We're All In This Together

Its really hard to believe that I’ve been pregnant for six months. The time has gone by both quickly and slowly. And now the babies are just 8-10 weeks away from being here with us, another chunk of time that feels like its both far away and so close its kind of scary. At least we hope its 8-10 weeks away and not any sooner. Eight weeks from now I’ll be 32 weeks, which is the average for triplet births. Even though I’ll be huge and miserably uncomfortable, I pray and ask for your prayers that the babies won’t be born until at least 34 weeks. Those extra couple of weeks of growing and maturing in my womb will be so much better for them. I feel I’ve been more emotional this week than others. More prone to reading blogs by triplet parents who have experienced great struggles with their premature babies and trying to emotionally prepare myself for the possibility without letting it become a fear that consumes my thoughts.
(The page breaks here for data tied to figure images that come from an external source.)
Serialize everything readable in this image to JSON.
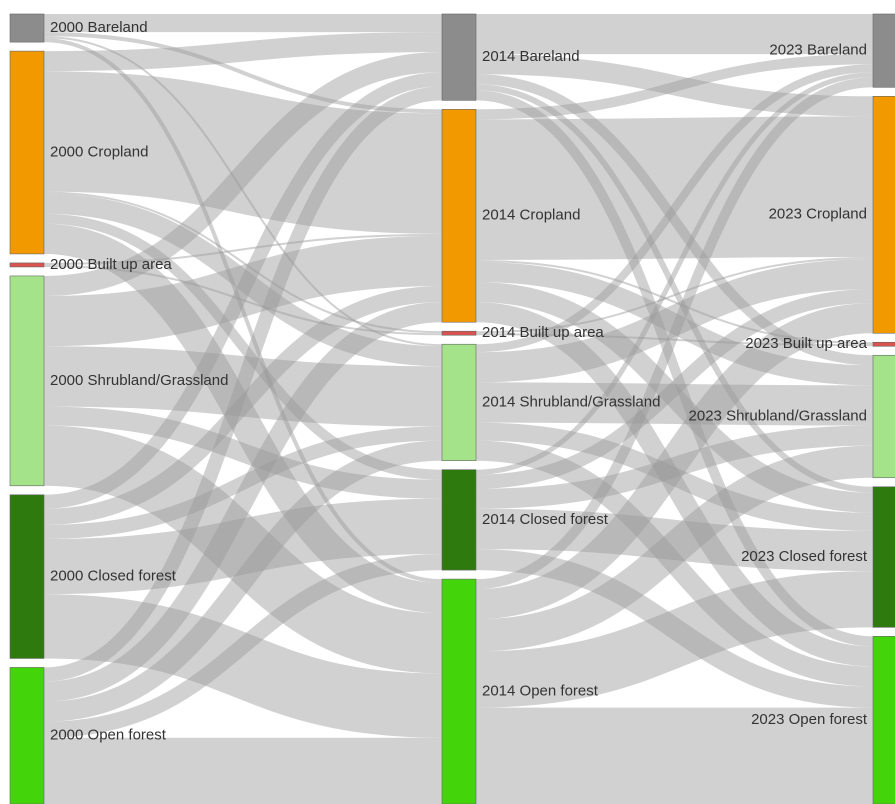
{
  "chart_data": {
    "type": "sankey",
    "link_color": "#999999",
    "nodes": [
      {
        "name": "2000 Bareland",
        "color": "#8c8c8c"
      },
      {
        "name": "2000 Cropland",
        "color": "#f29900"
      },
      {
        "name": "2000 Built up area",
        "color": "#d9534f"
      },
      {
        "name": "2000 Shrubland/Grassland",
        "color": "#a5e38a"
      },
      {
        "name": "2000 Closed forest",
        "color": "#2e7a0e"
      },
      {
        "name": "2000 Open forest",
        "color": "#44d40a"
      },
      {
        "name": "2014 Bareland",
        "color": "#8c8c8c"
      },
      {
        "name": "2014 Cropland",
        "color": "#f29900"
      },
      {
        "name": "2014 Built up area",
        "color": "#d9534f"
      },
      {
        "name": "2014 Shrubland/Grassland",
        "color": "#a5e38a"
      },
      {
        "name": "2014 Closed forest",
        "color": "#2e7a0e"
      },
      {
        "name": "2014 Open forest",
        "color": "#44d40a"
      },
      {
        "name": "2023 Bareland",
        "color": "#8c8c8c"
      },
      {
        "name": "2023 Cropland",
        "color": "#f29900"
      },
      {
        "name": "2023 Built up area",
        "color": "#d9534f"
      },
      {
        "name": "2023 Shrubland/Grassland",
        "color": "#a5e38a"
      },
      {
        "name": "2023 Closed forest",
        "color": "#2e7a0e"
      },
      {
        "name": "2023 Open forest",
        "color": "#44d40a"
      }
    ],
    "links": [
      {
        "source": 0,
        "target": 6,
        "value": 18
      },
      {
        "source": 0,
        "target": 7,
        "value": 4
      },
      {
        "source": 0,
        "target": 9,
        "value": 2
      },
      {
        "source": 0,
        "target": 11,
        "value": 4
      },
      {
        "source": 1,
        "target": 6,
        "value": 20
      },
      {
        "source": 1,
        "target": 7,
        "value": 120
      },
      {
        "source": 1,
        "target": 8,
        "value": 2
      },
      {
        "source": 1,
        "target": 9,
        "value": 20
      },
      {
        "source": 1,
        "target": 10,
        "value": 10
      },
      {
        "source": 1,
        "target": 11,
        "value": 30
      },
      {
        "source": 2,
        "target": 7,
        "value": 2
      },
      {
        "source": 2,
        "target": 8,
        "value": 2
      },
      {
        "source": 3,
        "target": 6,
        "value": 20
      },
      {
        "source": 3,
        "target": 7,
        "value": 50
      },
      {
        "source": 3,
        "target": 9,
        "value": 60
      },
      {
        "source": 3,
        "target": 10,
        "value": 19
      },
      {
        "source": 3,
        "target": 11,
        "value": 60
      },
      {
        "source": 4,
        "target": 6,
        "value": 14
      },
      {
        "source": 4,
        "target": 7,
        "value": 16
      },
      {
        "source": 4,
        "target": 9,
        "value": 14
      },
      {
        "source": 4,
        "target": 10,
        "value": 55
      },
      {
        "source": 4,
        "target": 11,
        "value": 64
      },
      {
        "source": 5,
        "target": 6,
        "value": 14
      },
      {
        "source": 5,
        "target": 7,
        "value": 20
      },
      {
        "source": 5,
        "target": 9,
        "value": 20
      },
      {
        "source": 5,
        "target": 10,
        "value": 16
      },
      {
        "source": 5,
        "target": 11,
        "value": 66
      },
      {
        "source": 6,
        "target": 12,
        "value": 40
      },
      {
        "source": 6,
        "target": 13,
        "value": 20
      },
      {
        "source": 6,
        "target": 15,
        "value": 10
      },
      {
        "source": 6,
        "target": 16,
        "value": 6
      },
      {
        "source": 6,
        "target": 17,
        "value": 10
      },
      {
        "source": 7,
        "target": 12,
        "value": 10
      },
      {
        "source": 7,
        "target": 13,
        "value": 140
      },
      {
        "source": 7,
        "target": 14,
        "value": 2
      },
      {
        "source": 7,
        "target": 15,
        "value": 20
      },
      {
        "source": 7,
        "target": 16,
        "value": 20
      },
      {
        "source": 7,
        "target": 17,
        "value": 20
      },
      {
        "source": 8,
        "target": 13,
        "value": 2
      },
      {
        "source": 8,
        "target": 14,
        "value": 2
      },
      {
        "source": 9,
        "target": 12,
        "value": 8
      },
      {
        "source": 9,
        "target": 13,
        "value": 30
      },
      {
        "source": 9,
        "target": 15,
        "value": 40
      },
      {
        "source": 9,
        "target": 16,
        "value": 18
      },
      {
        "source": 9,
        "target": 17,
        "value": 20
      },
      {
        "source": 10,
        "target": 12,
        "value": 5
      },
      {
        "source": 10,
        "target": 13,
        "value": 14
      },
      {
        "source": 10,
        "target": 15,
        "value": 20
      },
      {
        "source": 10,
        "target": 16,
        "value": 40
      },
      {
        "source": 10,
        "target": 17,
        "value": 21
      },
      {
        "source": 11,
        "target": 12,
        "value": 10
      },
      {
        "source": 11,
        "target": 13,
        "value": 30
      },
      {
        "source": 11,
        "target": 15,
        "value": 32
      },
      {
        "source": 11,
        "target": 16,
        "value": 56
      },
      {
        "source": 11,
        "target": 17,
        "value": 96
      }
    ]
  }
}
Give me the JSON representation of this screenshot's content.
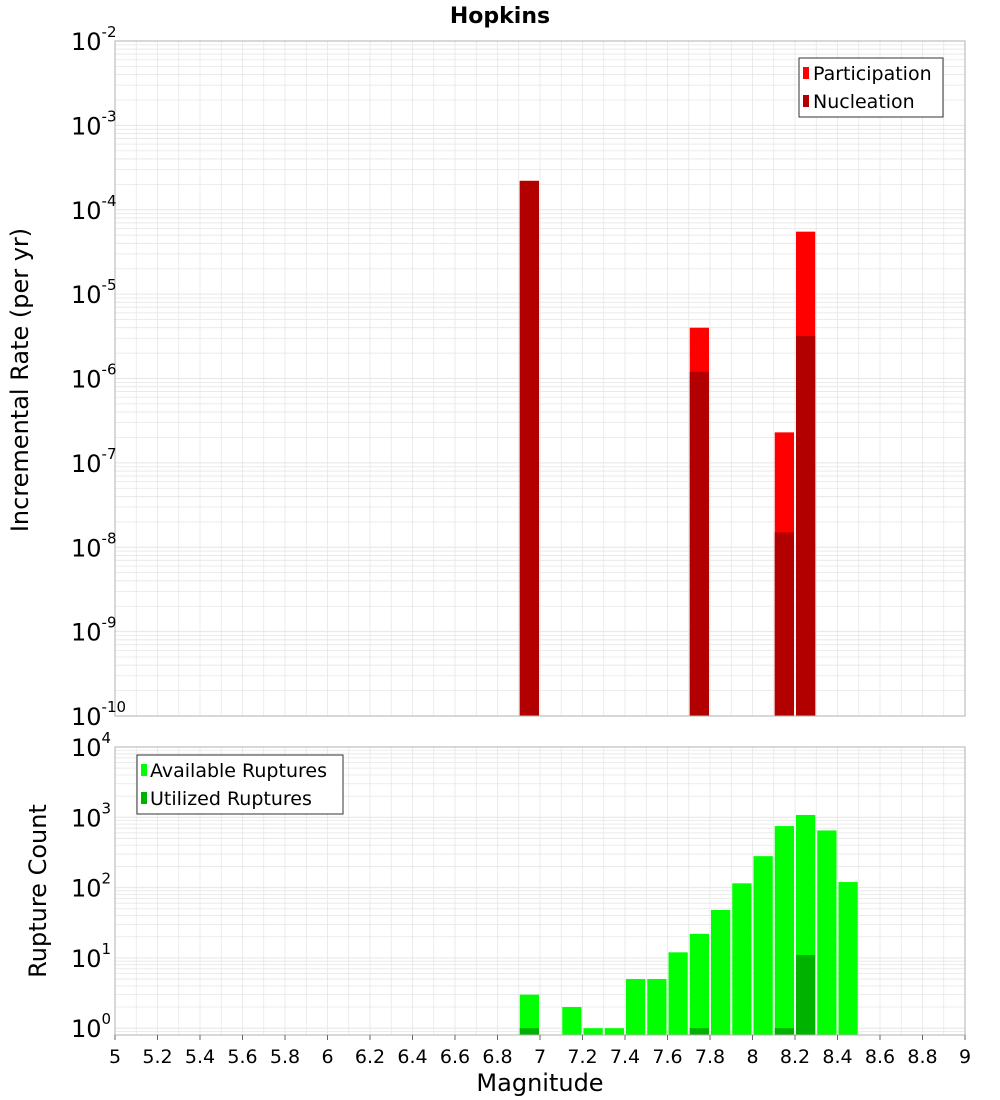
{
  "title": "Hopkins",
  "colors": {
    "participation": "#ff0000",
    "nucleation": "#b20000",
    "available": "#00ff00",
    "utilized": "#00b200",
    "grid": "#e6e6e6",
    "axis": "#b0b0b0"
  },
  "chart_data": [
    {
      "type": "bar",
      "ylabel": "Incremental Rate (per yr)",
      "yscale": "log",
      "ylim": [
        1e-10,
        0.01
      ],
      "xlim": [
        5,
        9
      ],
      "ytick_exponents": [
        -10,
        -9,
        -8,
        -7,
        -6,
        -5,
        -4,
        -3,
        -2
      ],
      "legend": {
        "placement": "top-right",
        "entries": [
          "Participation",
          "Nucleation"
        ]
      },
      "grid": true,
      "series": [
        {
          "name": "Participation",
          "color": "#ff0000",
          "x": [
            6.95,
            7.75,
            8.15,
            8.25
          ],
          "values": [
            0.00022,
            4e-06,
            2.3e-07,
            5.5e-05
          ]
        },
        {
          "name": "Nucleation",
          "color": "#b20000",
          "x": [
            6.95,
            7.75,
            8.15,
            8.25
          ],
          "values": [
            0.00022,
            1.2e-06,
            1.5e-08,
            3.2e-06
          ]
        }
      ]
    },
    {
      "type": "bar",
      "ylabel": "Rupture Count",
      "xlabel": "Magnitude",
      "yscale": "log",
      "ylim": [
        0.8,
        10000
      ],
      "xlim": [
        5,
        9
      ],
      "ytick_exponents": [
        0,
        1,
        2,
        3,
        4
      ],
      "xticks": [
        "5",
        "5.2",
        "5.4",
        "5.6",
        "5.8",
        "6",
        "6.2",
        "6.4",
        "6.6",
        "6.8",
        "7",
        "7.2",
        "7.4",
        "7.6",
        "7.8",
        "8",
        "8.2",
        "8.4",
        "8.6",
        "8.8",
        "9"
      ],
      "legend": {
        "placement": "top-left",
        "entries": [
          "Available Ruptures",
          "Utilized Ruptures"
        ]
      },
      "grid": true,
      "series": [
        {
          "name": "Available Ruptures",
          "color": "#00ff00",
          "x": [
            6.95,
            7.15,
            7.25,
            7.35,
            7.45,
            7.55,
            7.65,
            7.75,
            7.85,
            7.95,
            8.05,
            8.15,
            8.25,
            8.35,
            8.45
          ],
          "values": [
            3,
            2,
            1,
            1,
            5,
            5,
            12,
            22,
            48,
            115,
            280,
            750,
            1080,
            650,
            120
          ]
        },
        {
          "name": "Utilized Ruptures",
          "color": "#00b200",
          "x": [
            6.95,
            7.75,
            8.15,
            8.25
          ],
          "values": [
            1,
            1,
            1,
            11
          ]
        }
      ]
    }
  ]
}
Everything about this pregnancy so far has gone so unbelievably well. But I can’t rest on that and take for granted that it will continue that way. Our trust in God is the only hope there is and I can rest in that. These triplets weren’t a surprise to Him even though it was a huge shock to us, and nothing that happens from here on out will be a surprise to Him either.

I’ve also been reading up a lot on breastfeeding multiples and all of the special considerations to take into account when breastfeeding so many babies at once. Its going to be the most challenging thing I’ve ever done and I’m going to need a lot of support and encouragement from the people who will be with us the most in those first few weeks/months after the triplets are born. I know there are a lot of people who may not understand why I’m willing to sacrifice so much time and energy to breastfeed them, but it really is such an important thing I can do for my babies. Even when its difficult and painful and frustrating and taking up just about every waking moment, it will be worth it. And truthfully, if all I have time for at first is to learn to feed them and teach them to nurse, that’s ok with me. That’s going to be my job and the most important thing I can do that no one else can.

Here’s to 10 more weeks of pelvic pain, shortness of breath, congestion, having to sit after 5 minutes of standing/walking, moving and sounding like an 80 year old whenever I get up/sit down, going to the bathroom every 20 minutes, and finding absolutely no comfortable position in which to sleep. Oh, and no coffee. These 10 weeks will fly by.

From Christina | 6 Comments | Categories: Pregnancy, The Bump

Christmas morning was calm and quiet, just the two of us for the third and final time. I’m so looking forward to next year when we have three little crawlers who make Christmas more exciting and joyful than it has been since I was under 4 feet tall, but this year I wanted to savor the little traditions that Justin and I have made for ourselves in the last couple of years. We enjoyed sleeping in, eating a delicious breakfast of family favorites: egg, sausage and cheese breakfast casserole that my mom always made, and “jungle camp” coffee cake from Justin’s family. We watch A Christmas Story while we eat and slowly get around to opening presents in the hopes that we can draw the anticipation of Christmas gifts out as long as possible.

We discovered on our first Christmas morning together that we each made up different nicknames to label every gift, a tradition that has continued and surely will every Christmas. It makes me smile.

Our gifts were pretty triplet themed this year (:

Onesies for the babies first Rangers game.

Three circles for three babies. Perfect.

A new edition of Robin Hood (Justin’s fav) to read to the kids.

A print by Matte Stephens (one of my favorite illustrators). Its our family in kitten form!

Buckethead also enjoyed his last Christmas of peace and quiet.

From Christina | 1 Comment | Categories: Family, Memories

24 weeks is a huge milestone! It means that the babies are now viable if they were to be born anytime now (though we obviously want them to stay in much much longer). Our babies must be pretty competitive because at the last two sonograms they’ve each weighed exactly the same. Today when they measured them they were each at 1 lb. 11 oz. They’re right on track and our doctors said they look absolutely perfect. My cervix is still in great shape and my blood pressure is awesome. God is good and taking care of all four of us!

On average, triplets are born at 32 weeks, but our doctors said that we’re shooting for 34, and unless something changes (which it very well could at any time) that’s the goal we have in our minds. So we’re looking at about 8 to 10 weeks left before we have three babies. Three. Babies. Madness! We’re so excited.